Love her or loathe her, you have to admit that Gwyneth Paltrow's career boasts heights most will never climb to.
What's unfortunate for her is that that boastful career will forever be linked to the disgraced movie producer Harvey Weinstein.
She was one of the biggest stars associated with his Miramax studios during the '90s – even winning an Academy Award for best actress for “Shakespeare in Love,” which Weinstein produced.
However, when Paltrow discovered that The New York Times was investigating decades of sexual harassment and assault allegations against Weinstein, the actress was one of the first big stars on the phone with reporters Jodi Kantor and Megan Twohey.
In fact, before the publication of the initial story, Weinstein even once showed up to Paltrow's home during a party, causing the actress to hide in her own bathroom and call up the reporters.
The revelation comes in Kantor and Twohey's new book She Said, which not only details more information about the Weinstein allegations but also details the journalistic story behind the story.
Speaking to Savannah Guthrie on The Today Show this morning, Kantor and Twohey – who didn't have much previous experience covering show business – detailed how difficult it was to get in contact with the famous women who had made allegations against Weinstein in the first place.
The pair couldn't go through traditional sources like a publicist, and once they found out to reach an actress they had to assure her that she could trust them to properly tell their story.
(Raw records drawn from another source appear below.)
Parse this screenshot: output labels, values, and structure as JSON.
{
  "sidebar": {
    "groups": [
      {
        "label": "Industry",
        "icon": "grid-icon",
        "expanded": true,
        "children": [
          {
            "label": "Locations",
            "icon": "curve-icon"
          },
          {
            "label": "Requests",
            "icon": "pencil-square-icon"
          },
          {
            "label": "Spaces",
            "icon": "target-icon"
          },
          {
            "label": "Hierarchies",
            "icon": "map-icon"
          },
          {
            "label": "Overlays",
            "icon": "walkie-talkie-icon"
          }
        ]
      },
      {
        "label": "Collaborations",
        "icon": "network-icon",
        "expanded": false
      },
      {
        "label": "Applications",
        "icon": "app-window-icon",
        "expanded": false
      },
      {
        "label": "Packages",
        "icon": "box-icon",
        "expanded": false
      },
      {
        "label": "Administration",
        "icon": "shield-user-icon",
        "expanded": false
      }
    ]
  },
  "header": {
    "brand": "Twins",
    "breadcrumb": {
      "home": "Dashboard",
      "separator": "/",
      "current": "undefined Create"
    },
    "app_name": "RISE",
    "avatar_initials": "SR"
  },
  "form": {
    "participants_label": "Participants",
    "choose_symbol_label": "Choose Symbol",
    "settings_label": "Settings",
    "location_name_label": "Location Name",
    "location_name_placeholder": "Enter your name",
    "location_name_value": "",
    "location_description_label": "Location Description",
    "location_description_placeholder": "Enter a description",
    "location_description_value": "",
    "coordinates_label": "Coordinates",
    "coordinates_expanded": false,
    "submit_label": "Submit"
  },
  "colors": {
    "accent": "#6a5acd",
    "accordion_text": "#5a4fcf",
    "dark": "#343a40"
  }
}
Paltrow, as it turns out, was one of the first big names who got on board with the story.
The journalists explained that she provided information to the reporters on the background at first before eventually going on the record herself.
“We had hoped that this article would help bring out the truth about this one particular individual, but what we realized was that first article was just the beginning.” -@mega2e pic.twitter.com/L4Mq7DIx9D— TODAY (@TODAYshow) September 9, 2019
"Gwyneth Paltrow was one of Harvey's biggest stars," said Twohey.
"He had really kind of presented himself as kind of godfather to her over the years. So, I think many people will be surprised to discover that when so many other actresses were reluctant to get on the phone and scared to tell the truth about what they had experienced at his hands, that Gwyneth was actually one of the first people to get on the phone, and that she was determined to help this investigation.
"Even when Harvey Weinstein showed up to a party at her house early, and she was sort of forced to hide in a bathroom."
"There's this crazy scene in the book where she's hiding in her own bathroom calling you guys saying 'What do I do? He's here,'" added Guthrie.
"I think Harvey Weinstein was extremely aware and extremely scared of what the implications would be if his biggest start ended up going on the record," added Twohey.
Weinstein continues to deny the allegations made against him. He is currently out on $1 million bail.
Kantor and Twohey went on to share a Pulitzer Prize for their investigation in tandem with the New Yorker's Ronan Farrow. Their book She Said goes hits shelves this week.